2026 Context: Tesla's Norwegian Dominance
The 100,000-registration milestone comes alongside continued Tesla strength in the market. In March 2026, Tesla held a 35% market share in Norway — meaning more than one in three new cars sold in the country that month was a Tesla. The Model Y leads that charge, though the Model 3 contributes meaningfully to Tesla's overall registration base.
Competitors from Volkswagen (ID.4), Hyundai (Ioniq 5), and BMW (iX) have made inroads, but none has matched the Model Y's consistency across quarters or accumulated volume. Norway's EV market is crowded, competitive, and yet the Model Y sits atop it by a significant margin.

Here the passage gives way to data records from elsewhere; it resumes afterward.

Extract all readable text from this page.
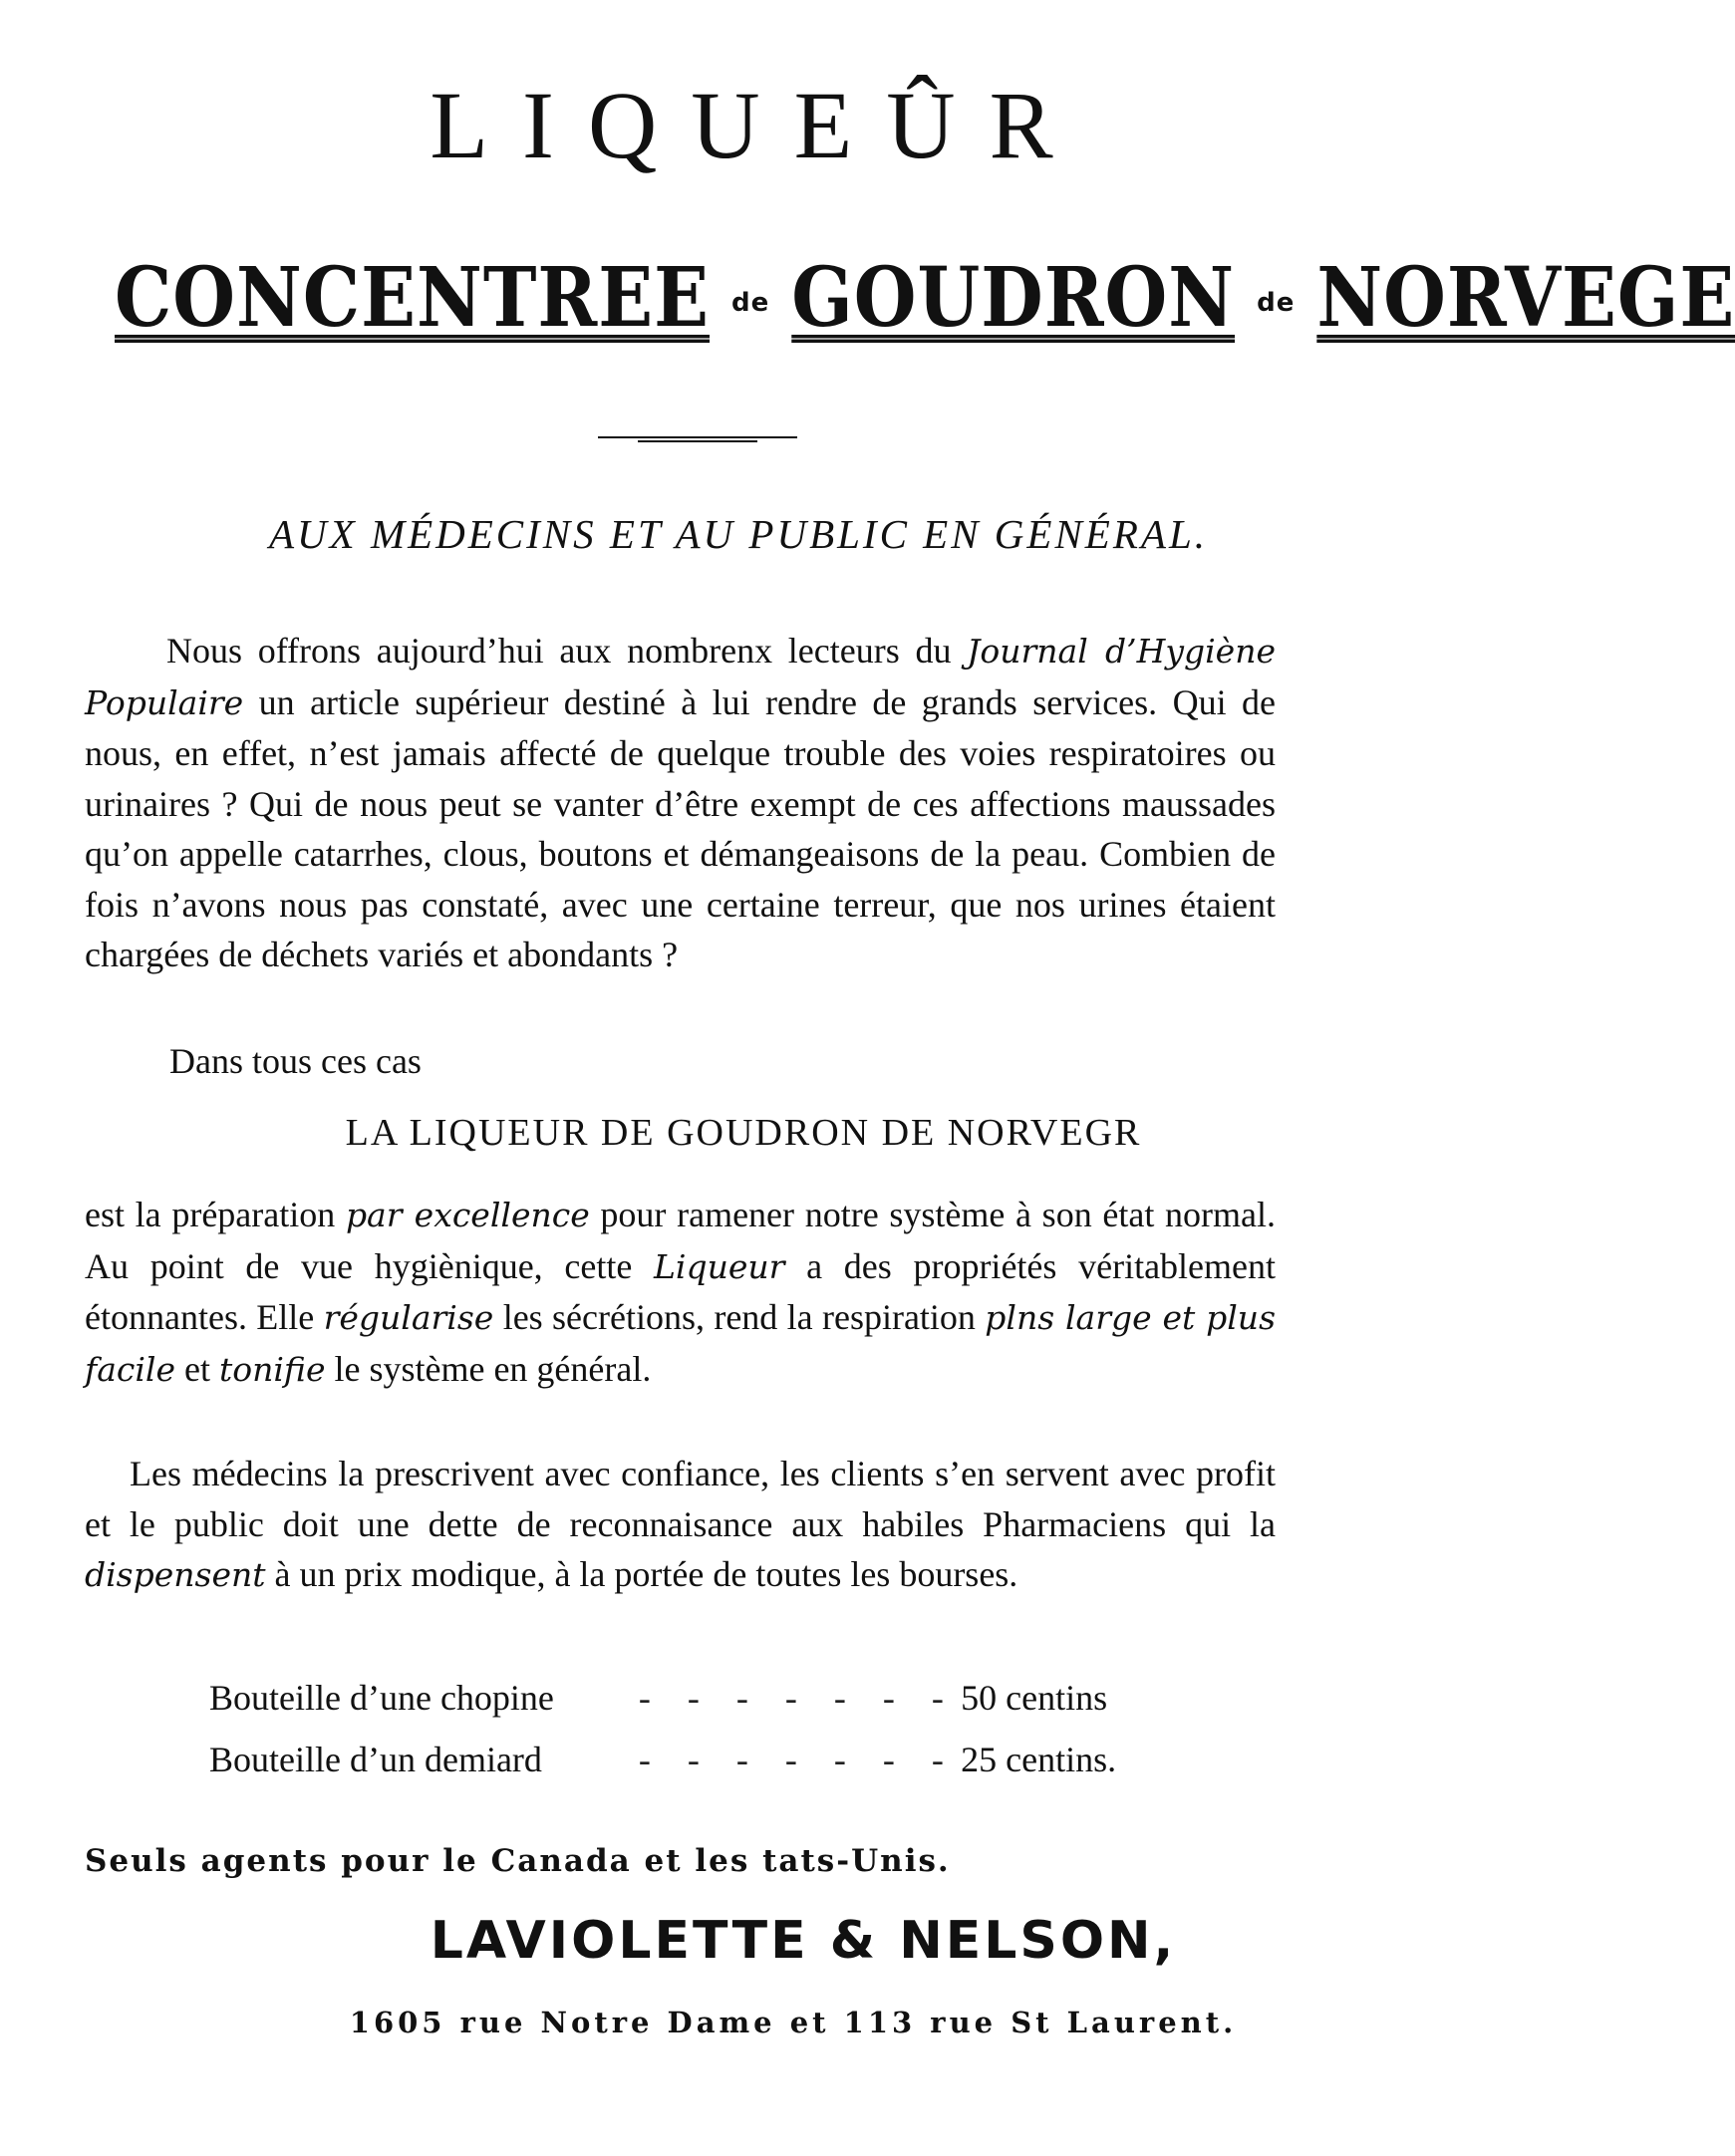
LIQUEÛR
CONCENTREE de GOUDRON de NORVEGE
AUX MÉDECINS ET AU PUBLIC EN GÉNÉRAL.
Nous offrons aujourd’hui aux nombrenx lecteurs du Journal d’Hygiène Populaire un article supérieur destiné à lui rendre de grands services. Qui de nous, en effet, n’est jamais affecté de quelque trouble des voies respiratoires ou urinaires ? Qui de nous peut se vanter d’être exempt de ces affections maussades qu’on appelle catarrhes, clous, boutons et démangeaisons de la peau. Combien de fois n’avons nous pas constaté, avec une certaine terreur, que nos urines étaient chargées de déchets variés et abondants ?
Dans tous ces cas
LA LIQUEUR DE GOUDRON DE NORVEGR
est la préparation par excellence pour ramener notre système à son état normal. Au point de vue hygiènique, cette Liqueur a des propriétés véritablement étonnantes. Elle régularise les sécrétions, rend la respiration plns large et plus facile et tonifie le système en général.
Les médecins la prescrivent avec confiance, les clients s’en servent avec profit et le public doit une dette de reconnaisance aux habiles Pharmaciens qui la dispensent à un prix modique, à la portée de toutes les bourses.
Bouteille d’une chopine	- - - - - - - 50 centins
Bouteille d’un demiard	- - - - - - - 25 centins.
Seuls agents pour le Canada et les tats-Unis.
LAVIOLETTE & NELSON,
1605 rue Notre Dame et 113 rue St Laurent.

Why This Milestone Matters Beyond Norway
Norway's automotive market is small in absolute terms — roughly 150,000 new vehicles annually. A 100,000-unit registration figure from a single model over five years represents extraordinary concentration. More importantly, Norway is often where automotive industry dynamics play out first:
- High-density charging infrastructure comparable to what Germany and France are now building
- Consumer comfort with range anxiety already normalized
- Second-hand EV market dynamics that will define used-car values in other markets by 2027-2028
The Bottom Line for Tesla Enthusiasts
The 100,000-registration milestone in Norway is more than a regional sales trophy. It confirms that in a mature, fully electrified market with abundant consumer choice, buyers consistently return to the Model Y. For existing owners, it validates residual values. For prospective buyers in other markets, it's evidence that the world's most EV-saturated country has given the Model Y a sustained vote of confidence — not just at launch, but year after year.